Report this review (#280544)
Posted Tuesday, May 4, 2010 | Review Permalink
apps79
SPECIAL COLLABORATOR
Honorary Collaborator
3 stars Next album by Guy Manning came under the title ''The cure'', apparently a concept release divided in three themes, but this time he removed his first name, propably to indicate that the gathering of musicians around him worked as a proper group.The line-up of Manning/Tilson/Barrett/Baskind is now supported by talented female sax player Laura Fowles and two experienced violin players, Ian Tothill and Iain Fairbairn.The album was recorded in two studios, The Burnside in Leeds and The MBL Heron Garth in Burley-in-Wharefedale, and it was completely written by Manning apart from the opening piece, which was co-written by Tilson.Cyclops was again the distributor.

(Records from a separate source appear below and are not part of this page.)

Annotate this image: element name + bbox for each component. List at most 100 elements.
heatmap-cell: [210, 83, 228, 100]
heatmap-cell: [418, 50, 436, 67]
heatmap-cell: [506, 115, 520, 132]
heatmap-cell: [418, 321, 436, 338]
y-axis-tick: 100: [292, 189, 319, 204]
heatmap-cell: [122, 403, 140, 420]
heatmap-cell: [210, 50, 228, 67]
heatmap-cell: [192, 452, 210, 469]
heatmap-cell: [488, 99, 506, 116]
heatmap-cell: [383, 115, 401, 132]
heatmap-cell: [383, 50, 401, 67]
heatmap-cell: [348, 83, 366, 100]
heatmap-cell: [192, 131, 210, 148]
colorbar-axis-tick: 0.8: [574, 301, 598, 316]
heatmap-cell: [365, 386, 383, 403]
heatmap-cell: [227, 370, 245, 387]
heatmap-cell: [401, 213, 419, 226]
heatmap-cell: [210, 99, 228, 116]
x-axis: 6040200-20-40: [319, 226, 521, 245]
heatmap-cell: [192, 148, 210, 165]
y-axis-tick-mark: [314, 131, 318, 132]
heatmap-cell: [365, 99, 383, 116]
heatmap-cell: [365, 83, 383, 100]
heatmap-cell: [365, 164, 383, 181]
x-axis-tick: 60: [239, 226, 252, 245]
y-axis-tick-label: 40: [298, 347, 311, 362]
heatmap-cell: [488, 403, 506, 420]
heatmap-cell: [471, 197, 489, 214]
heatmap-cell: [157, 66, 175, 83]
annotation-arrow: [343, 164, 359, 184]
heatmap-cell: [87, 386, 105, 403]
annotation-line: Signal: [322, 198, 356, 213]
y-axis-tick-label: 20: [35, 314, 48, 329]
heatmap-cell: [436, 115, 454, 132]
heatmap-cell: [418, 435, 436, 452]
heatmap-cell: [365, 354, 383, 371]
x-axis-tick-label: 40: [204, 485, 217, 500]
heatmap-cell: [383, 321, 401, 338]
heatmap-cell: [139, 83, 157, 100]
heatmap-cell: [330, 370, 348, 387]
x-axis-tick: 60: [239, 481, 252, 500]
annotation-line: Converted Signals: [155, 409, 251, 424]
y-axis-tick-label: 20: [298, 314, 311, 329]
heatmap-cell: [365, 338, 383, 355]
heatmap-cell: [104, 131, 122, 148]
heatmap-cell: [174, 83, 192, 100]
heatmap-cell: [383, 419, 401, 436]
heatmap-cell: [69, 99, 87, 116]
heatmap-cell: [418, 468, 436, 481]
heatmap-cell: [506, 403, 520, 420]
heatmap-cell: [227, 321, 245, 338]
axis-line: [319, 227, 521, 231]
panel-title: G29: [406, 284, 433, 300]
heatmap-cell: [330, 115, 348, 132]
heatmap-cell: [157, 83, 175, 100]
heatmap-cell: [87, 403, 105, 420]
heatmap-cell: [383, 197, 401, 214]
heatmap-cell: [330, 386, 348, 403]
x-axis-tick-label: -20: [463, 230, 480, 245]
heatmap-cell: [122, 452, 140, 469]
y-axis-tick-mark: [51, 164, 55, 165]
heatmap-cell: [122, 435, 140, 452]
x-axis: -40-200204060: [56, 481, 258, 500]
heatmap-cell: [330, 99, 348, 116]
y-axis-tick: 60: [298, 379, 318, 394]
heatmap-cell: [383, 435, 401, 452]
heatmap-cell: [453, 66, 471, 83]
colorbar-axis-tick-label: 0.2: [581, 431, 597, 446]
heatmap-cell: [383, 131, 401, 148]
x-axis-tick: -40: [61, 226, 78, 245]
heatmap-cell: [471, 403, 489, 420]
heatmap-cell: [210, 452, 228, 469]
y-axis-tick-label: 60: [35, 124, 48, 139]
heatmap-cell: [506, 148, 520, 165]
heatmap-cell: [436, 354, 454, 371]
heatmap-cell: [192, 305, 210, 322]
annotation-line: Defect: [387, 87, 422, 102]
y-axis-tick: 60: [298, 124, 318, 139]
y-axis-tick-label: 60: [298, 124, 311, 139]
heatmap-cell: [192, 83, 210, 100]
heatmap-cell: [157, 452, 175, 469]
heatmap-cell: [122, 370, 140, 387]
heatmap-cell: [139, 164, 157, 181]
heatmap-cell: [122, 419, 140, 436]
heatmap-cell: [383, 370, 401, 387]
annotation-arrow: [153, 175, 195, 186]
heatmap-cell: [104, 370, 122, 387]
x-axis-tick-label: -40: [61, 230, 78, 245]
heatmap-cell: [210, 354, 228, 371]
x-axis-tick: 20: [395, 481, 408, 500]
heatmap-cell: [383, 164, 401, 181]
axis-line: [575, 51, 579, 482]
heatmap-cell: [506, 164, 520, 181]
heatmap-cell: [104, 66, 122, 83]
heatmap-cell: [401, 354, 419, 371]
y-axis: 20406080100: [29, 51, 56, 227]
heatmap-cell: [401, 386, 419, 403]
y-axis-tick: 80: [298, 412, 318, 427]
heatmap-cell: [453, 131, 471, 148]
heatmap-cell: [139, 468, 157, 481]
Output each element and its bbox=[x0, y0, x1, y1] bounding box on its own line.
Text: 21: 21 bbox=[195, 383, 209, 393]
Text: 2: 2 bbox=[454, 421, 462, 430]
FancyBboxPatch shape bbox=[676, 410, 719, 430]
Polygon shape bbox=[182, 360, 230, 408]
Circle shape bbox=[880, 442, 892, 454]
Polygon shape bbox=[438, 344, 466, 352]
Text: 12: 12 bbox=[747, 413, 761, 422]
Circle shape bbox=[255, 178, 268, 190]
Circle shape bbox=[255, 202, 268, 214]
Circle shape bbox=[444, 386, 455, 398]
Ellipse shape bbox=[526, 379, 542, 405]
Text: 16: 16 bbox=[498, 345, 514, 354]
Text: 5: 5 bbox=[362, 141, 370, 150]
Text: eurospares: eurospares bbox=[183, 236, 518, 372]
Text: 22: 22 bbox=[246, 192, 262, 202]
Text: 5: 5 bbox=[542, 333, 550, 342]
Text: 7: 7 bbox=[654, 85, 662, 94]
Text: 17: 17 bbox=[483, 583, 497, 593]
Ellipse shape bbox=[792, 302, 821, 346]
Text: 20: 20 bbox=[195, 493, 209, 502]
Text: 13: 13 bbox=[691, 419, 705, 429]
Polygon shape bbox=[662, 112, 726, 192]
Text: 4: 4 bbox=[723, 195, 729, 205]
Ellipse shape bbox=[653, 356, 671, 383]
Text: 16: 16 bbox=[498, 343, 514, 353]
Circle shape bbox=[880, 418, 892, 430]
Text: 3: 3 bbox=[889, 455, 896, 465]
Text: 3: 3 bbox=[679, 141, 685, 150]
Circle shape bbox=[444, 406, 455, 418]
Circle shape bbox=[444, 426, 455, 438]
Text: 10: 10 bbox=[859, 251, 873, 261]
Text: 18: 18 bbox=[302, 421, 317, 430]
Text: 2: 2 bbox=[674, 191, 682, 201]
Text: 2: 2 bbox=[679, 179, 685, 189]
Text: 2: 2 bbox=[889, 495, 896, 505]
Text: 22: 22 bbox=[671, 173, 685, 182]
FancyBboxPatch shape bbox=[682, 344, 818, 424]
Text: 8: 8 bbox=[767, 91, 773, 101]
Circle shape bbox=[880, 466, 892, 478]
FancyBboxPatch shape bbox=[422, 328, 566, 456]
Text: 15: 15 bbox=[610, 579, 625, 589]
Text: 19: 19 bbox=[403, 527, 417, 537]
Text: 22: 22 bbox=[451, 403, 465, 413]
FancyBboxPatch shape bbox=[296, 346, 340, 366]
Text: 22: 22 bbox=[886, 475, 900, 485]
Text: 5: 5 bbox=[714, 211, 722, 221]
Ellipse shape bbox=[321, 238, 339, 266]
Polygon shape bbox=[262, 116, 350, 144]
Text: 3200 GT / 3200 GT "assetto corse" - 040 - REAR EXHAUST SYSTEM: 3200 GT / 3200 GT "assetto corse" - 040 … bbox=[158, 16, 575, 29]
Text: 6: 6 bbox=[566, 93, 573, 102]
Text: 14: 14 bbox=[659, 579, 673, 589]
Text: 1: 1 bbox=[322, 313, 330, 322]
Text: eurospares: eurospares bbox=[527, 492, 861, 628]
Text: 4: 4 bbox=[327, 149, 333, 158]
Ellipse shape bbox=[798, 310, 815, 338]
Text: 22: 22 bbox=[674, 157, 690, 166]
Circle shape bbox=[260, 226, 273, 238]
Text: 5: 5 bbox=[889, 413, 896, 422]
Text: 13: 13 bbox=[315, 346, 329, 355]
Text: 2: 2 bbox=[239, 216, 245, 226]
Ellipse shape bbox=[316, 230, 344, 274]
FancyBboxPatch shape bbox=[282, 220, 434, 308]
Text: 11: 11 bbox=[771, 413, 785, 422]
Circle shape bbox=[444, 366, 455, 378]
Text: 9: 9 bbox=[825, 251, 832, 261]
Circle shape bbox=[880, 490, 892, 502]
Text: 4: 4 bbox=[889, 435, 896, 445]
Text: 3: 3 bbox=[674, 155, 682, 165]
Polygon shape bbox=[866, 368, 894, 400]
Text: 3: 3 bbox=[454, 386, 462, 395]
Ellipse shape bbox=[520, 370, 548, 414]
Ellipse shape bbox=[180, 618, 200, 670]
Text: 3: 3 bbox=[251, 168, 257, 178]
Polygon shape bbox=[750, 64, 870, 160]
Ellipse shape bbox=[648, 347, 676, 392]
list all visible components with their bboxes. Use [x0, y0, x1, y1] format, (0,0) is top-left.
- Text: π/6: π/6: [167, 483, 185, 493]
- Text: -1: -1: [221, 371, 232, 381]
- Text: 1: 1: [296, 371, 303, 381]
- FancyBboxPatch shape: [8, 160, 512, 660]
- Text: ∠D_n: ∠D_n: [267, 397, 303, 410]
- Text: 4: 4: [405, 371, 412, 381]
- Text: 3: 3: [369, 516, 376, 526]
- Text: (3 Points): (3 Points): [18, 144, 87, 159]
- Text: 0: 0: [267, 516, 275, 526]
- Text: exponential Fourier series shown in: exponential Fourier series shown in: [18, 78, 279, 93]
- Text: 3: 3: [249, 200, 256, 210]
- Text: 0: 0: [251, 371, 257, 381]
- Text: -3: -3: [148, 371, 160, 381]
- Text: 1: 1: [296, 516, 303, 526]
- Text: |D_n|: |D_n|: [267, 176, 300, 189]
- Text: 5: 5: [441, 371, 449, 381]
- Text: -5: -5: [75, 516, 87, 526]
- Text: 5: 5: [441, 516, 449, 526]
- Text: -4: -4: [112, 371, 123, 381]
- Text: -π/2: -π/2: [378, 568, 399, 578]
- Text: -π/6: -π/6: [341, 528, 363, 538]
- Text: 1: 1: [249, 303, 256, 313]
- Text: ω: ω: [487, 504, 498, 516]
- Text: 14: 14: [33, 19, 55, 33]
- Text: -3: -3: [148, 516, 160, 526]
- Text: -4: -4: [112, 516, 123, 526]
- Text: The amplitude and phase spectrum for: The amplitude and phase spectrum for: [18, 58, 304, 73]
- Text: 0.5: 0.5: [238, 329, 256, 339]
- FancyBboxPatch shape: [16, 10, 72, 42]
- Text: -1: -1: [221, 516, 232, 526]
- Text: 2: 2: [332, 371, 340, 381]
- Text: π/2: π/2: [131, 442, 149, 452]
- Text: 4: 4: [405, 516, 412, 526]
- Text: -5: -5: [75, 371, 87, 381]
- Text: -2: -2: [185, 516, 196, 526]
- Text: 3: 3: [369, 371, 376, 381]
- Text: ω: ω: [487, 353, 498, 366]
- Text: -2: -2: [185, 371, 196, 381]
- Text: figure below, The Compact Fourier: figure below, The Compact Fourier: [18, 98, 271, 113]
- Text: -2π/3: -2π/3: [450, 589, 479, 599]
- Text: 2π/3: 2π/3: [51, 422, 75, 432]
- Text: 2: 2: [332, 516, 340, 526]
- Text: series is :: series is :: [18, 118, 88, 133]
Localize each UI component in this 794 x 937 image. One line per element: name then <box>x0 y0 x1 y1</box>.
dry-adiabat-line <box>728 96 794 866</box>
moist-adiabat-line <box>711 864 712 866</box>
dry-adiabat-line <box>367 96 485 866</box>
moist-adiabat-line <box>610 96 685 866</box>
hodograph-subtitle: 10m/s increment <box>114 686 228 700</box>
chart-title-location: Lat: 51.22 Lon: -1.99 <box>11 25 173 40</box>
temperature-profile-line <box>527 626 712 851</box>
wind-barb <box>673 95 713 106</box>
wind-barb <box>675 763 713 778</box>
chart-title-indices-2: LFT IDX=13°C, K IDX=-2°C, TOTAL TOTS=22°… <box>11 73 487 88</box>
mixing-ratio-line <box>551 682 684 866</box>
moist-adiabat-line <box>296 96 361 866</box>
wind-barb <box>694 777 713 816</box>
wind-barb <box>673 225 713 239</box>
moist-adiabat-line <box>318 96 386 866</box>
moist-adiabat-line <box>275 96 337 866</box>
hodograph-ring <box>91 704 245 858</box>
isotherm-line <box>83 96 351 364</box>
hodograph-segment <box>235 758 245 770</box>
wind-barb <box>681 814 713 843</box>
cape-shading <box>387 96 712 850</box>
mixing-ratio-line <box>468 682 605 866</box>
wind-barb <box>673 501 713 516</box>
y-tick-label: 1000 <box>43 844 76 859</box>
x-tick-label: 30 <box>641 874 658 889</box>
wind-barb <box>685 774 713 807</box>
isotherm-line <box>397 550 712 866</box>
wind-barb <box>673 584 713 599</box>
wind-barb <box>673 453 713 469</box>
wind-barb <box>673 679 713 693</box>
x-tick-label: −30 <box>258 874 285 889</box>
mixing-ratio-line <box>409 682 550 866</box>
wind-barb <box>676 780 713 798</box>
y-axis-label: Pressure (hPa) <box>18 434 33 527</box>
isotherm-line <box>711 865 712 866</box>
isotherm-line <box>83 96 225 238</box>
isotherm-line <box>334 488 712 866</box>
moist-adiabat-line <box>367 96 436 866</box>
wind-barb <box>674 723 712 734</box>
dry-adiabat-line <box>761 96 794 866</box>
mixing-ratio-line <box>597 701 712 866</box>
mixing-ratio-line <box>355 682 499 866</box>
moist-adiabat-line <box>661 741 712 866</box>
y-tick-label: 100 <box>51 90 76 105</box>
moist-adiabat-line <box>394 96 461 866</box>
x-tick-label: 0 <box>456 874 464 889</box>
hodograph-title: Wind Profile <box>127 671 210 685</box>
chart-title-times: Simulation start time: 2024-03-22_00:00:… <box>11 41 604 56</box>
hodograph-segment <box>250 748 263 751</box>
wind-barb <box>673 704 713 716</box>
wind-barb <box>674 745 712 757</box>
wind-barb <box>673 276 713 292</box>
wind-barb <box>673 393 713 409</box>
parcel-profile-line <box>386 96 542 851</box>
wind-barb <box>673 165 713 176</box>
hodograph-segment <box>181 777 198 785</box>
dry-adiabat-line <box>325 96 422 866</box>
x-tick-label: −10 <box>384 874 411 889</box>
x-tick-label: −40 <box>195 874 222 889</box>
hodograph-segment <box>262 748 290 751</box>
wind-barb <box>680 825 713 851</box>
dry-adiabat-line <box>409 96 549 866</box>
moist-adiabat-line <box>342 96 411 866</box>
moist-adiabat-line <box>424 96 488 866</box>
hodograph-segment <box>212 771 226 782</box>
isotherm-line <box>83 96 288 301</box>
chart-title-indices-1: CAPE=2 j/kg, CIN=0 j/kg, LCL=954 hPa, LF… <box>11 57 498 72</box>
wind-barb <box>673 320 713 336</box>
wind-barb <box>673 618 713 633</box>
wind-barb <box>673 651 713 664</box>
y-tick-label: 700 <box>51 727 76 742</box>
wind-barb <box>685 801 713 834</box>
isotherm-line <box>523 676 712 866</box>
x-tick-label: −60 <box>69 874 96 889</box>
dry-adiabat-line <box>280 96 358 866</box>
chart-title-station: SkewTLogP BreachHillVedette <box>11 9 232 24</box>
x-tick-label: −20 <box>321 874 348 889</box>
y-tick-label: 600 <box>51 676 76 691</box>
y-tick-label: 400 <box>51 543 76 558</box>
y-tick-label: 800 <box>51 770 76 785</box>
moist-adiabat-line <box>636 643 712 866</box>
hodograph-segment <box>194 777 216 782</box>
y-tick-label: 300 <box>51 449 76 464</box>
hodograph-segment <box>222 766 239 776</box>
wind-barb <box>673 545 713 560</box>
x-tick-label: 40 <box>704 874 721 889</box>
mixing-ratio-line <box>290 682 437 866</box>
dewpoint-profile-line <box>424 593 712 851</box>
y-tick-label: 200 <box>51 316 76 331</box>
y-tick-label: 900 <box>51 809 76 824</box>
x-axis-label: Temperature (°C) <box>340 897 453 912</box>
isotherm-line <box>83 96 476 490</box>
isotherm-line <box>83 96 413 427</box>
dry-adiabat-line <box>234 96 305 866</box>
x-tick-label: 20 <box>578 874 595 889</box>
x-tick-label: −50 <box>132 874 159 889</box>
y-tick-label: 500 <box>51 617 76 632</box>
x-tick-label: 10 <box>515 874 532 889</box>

The opening theme ''Syndrome'', consists of only one track, the 10-min. ''Domicile'', which sounds like the emerging THE TANGENT, a mix of old-fashioned Prog stylings, fronted by symphonic textures in the vein of GENESIS and YES with a good bunch of Canterbury-styled piano and organ and some attacking VAN DER GRAAF GENERATOR-like saxes, a real winner.The following 36 minutes composed the second theme ''Therapy'', split in five cuts.Here the assault of Manning in vintage Prog moves continues, even if the contemporary sound is quite evident.Some keyboard parts are a bit pale and flat, but the arrangements are pretty cool with nods to SPOCK'S BEARD and a nice Canterbury contribution in the organ parts.Lots of angular synthesizers and dual keyboard runs, a fair amount of acoustic interludes, beautiful breaks into keyboard-led ambiences and impressive guitar exercises with both melodic solos and jazzy chords.CAMEL, GENESIS and NATIONAL HEALTH are among the bands to spring to mind during this theme, which provides lots of room for instrumental variety and some surprising British Folk tunes via the use of violins.Closing theme ''Prognosis'' is built around the 17-min. title-track and you should propably expect a true grandieur for the album's outro.But this is not the case here, ''The cure'' appears to be the most uneven piece of this work.It is not bad at all, but it seems to be more down-to-earth material compared to the previously displayed stuff.Basically a long Neo/Symphonic Prog piece with smooth singing parts, big symphonic keyboards and emphatic instrumental moves with synthesizers and organ in evidence along with loose guitar plays, passing both through cinematic and bombastic textures and even some sound effects in the process creating dreamy soundscapes, but the farewell minutes are rather minimalistic and secure, based on electronics and some nervous but fake synthesizers, only saved by a great Mellotron washing.

While ''The cure'' is not totally convincing, it shows a talented artist developing its composing level within the progressive borders.Production is also a bit restrained, but the music quality is usually great and sufficient.Pretty cool and warmly recommended Prog Rock.